Her hafta Koşuyolu Parkı Yaşam Hakkı Anıtı önünde gözaltında kaybedilen yakınlarının akıbetini soran kayıp yakınları, OHAL yasağından dolayı bu hafta da eylemlerini İHD Şube binasında yaptı. "Kayıplar bulunsun failler yargılansın" talebi ile gerçekleşen eyleme, kayıp yakınları, İHD yöneticileri üyeleri Türk Tabipler Birliği (TTB) yöneticileri katıldı.
Kayıp fotoğraflarının yer aldığı büyük bir pankartın arkasında açıklama yapan aileler, ellerinde kayıp portrelerini tuttu. Eylemde konuşan İHD Şube Başkanı Raci Bilici, belediye eşbaşkanlarının gözaltına alınmalarına değinerek, kadınlara ve siyasetçilere el uzatan darbeci zihniyeti kınayarak, son nefeslerine kadar demokrasi mücadelesini devam ettireceklerini ifade etti.

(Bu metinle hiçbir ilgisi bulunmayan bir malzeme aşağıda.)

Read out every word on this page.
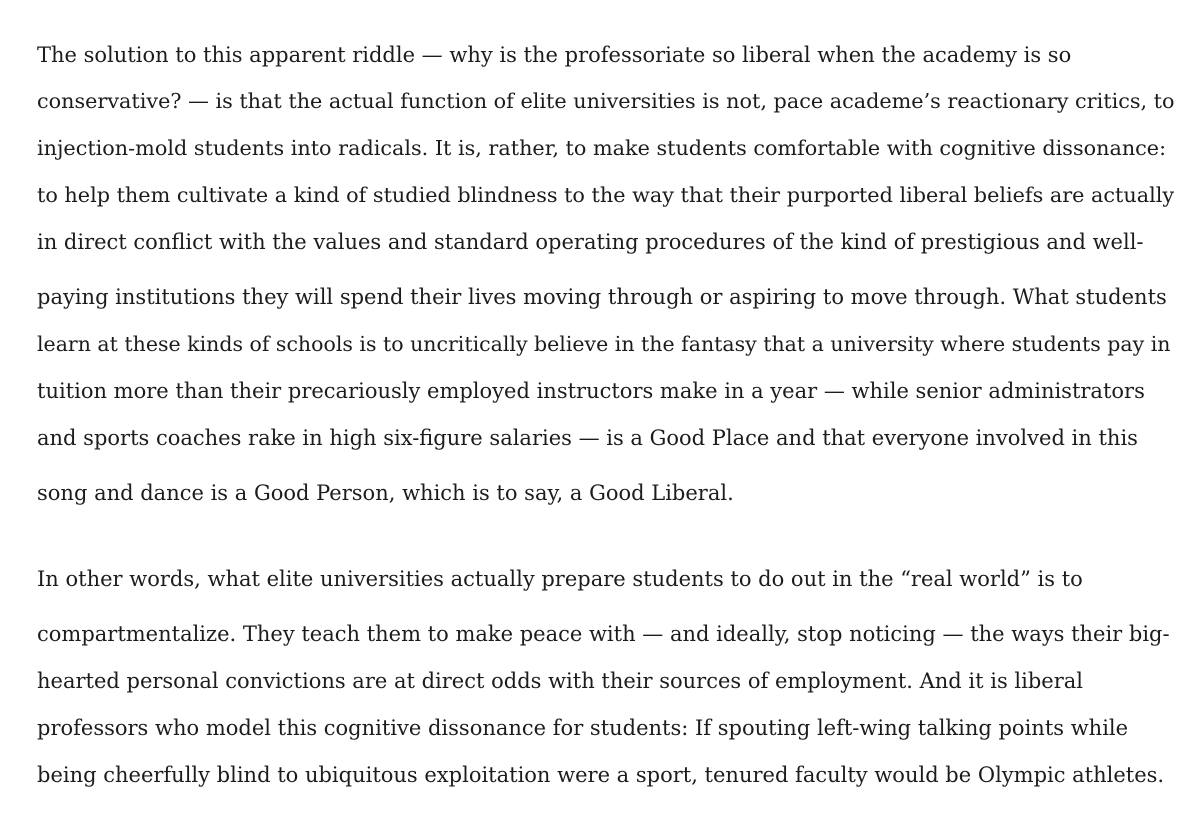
The solution to this apparent riddle — why is the professoriate so liberal when the academy is so
conservative? — is that the actual function of elite universities is not, pace academe’s reactionary critics, to
injection-mold students into radicals. It is, rather, to make students comfortable with cognitive dissonance:
to help them cultivate a kind of studied blindness to the way that their purported liberal beliefs are actually
in direct conflict with the values and standard operating procedures of the kind of prestigious and well-
paying institutions they will spend their lives moving through or aspiring to move through. What students
learn at these kinds of schools is to uncritically believe in the fantasy that a university where students pay in
tuition more than their precariously employed instructors make in a year — while senior administrators
and sports coaches rake in high six-figure salaries — is a Good Place and that everyone involved in this
song and dance is a Good Person, which is to say, a Good Liberal.
In other words, what elite universities actually prepare students to do out in the “real world” is to
compartmentalize. They teach them to make peace with — and ideally, stop noticing — the ways their big-
hearted personal convictions are at direct odds with their sources of employment. And it is liberal
professors who model this cognitive dissonance for students: If spouting left-wing talking points while
being cheerfully blind to ubiquitous exploitation were a sport, tenured faculty would be Olympic athletes.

Raci Bilici'nin ardından konuşan İHD Kayıp Komisyonu Üyesi Hasan Yalçın, Mehmet Meşe ve Abdulkadir Kurt'un hikayesini aktardı: "Köyü basan Bolu Dağ Komando Tugayı'na bağlı askerler köyden 5 kişiyi gözaltına alarak götürdüler. Olaydan bir gün sonra 3 kişiyi serbest bırakırlar. Meşe ve Kurt'u köyün dışına çıkarırlar. Ertesi sabah köyün yakınlarında kayalıkların üzerinde Aldulkadir Kurt'a ait cenaze vücudunda naylon yakılarak ve işkence edilmiş halde infaz edildi. Mehmet Meşe'nin ailesi ise onu bulmak için tüm hukuki yolları dener. Ailenin tüm girişimlerine rağmen Diyarbakır Adliyesi'nde aileye "Gidin evinizde oturun bir şey olursa biz size haber veririz" yanıtı verilir. Meşe'nin kaybedilmesinin üzerinden geçen 22 yıla rağmen akıbeti hala açıklanmadı."

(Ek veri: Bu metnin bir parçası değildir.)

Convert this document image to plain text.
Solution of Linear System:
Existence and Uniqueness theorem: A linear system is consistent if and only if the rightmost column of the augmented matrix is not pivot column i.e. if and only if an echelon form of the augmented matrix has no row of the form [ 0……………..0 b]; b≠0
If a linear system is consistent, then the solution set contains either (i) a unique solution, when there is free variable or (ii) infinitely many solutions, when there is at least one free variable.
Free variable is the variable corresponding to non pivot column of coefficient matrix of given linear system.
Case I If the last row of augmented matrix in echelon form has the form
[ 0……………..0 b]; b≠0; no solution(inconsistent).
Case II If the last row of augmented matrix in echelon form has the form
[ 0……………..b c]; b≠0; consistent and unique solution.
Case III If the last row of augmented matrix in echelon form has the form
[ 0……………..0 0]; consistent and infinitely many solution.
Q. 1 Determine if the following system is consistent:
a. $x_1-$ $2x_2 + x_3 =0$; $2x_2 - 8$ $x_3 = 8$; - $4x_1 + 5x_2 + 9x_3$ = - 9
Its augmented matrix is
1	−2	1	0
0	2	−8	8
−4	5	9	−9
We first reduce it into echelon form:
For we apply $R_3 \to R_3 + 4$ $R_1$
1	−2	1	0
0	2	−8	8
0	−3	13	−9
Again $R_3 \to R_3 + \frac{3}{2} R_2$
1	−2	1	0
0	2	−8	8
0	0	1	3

Eyleme katılan Hanım Tosun ise "Bu halkın iradesini gözaltına alıp tutuklamaya çalışıyorlar. 90'larda bizleri asit kuyularına attılar ama biz yine pes etmedik davamızdan vazgeçmedik bugün de bu mücadeleyi bırakmayacağız asla pes etmeyeceğiz" şeklinde konuştu.
BATMAN
İHD Batman Şubesi ve kayıp yakınları, adalet arayışlarının 403. haftasında Gülistan Caddesi Yaşam Hakkı Anıtı önünde bir araya geldi. "Kayıplar bulunsun failler yargılansın" sloganıyla düzenlenen eylemde kayıpların fotoğrafları taşındı. İHD Şube Başkanı Mehmet Bağatır, Kürt meselesinin çatışmalarla, şiddetle, tutuklamalarla, kaçırmalarla, kaybetmelerle, baskılarla çözülemeyeceğini belirterek, "Sorun, geçen bunca süre ve kayba rağmen büyüyerek günümüze gelmiş ise şimdiye kadar uygulanan yöntemin doğru olmadığı ortaya çıkacaktır. Yakın bir tarihte tüm bunlara rağmen özellikle Suruç saldırısı ile gelişen yeni süreç, geçmişte yakılan, yıkılan köylerin yaşattığı mağduriyeti aşacak bir savaş sürecine evirilmiştir. Son bir yıldır yaşanan bu savaş süreci adeta bir çıkmaza dönmüş ve daha da acısı her gün yaşanan can kayıpları herkes tarafından kanıksanmaya başlanmıştır" dedi.
Mehmet daha sonra 21 Ekim 19932'te çalıştığı (Foto Çağ) dükkandan ayrıldıktan sonra bir daha haber alınmayan Yılmaz Gümüş'ün hikayesine paylaştı. Mehmet Yılmaz'ın kaybolmadan bir ay önce Batman Emniyet Müdürlüğünce gözaltına alındığını vurguladı.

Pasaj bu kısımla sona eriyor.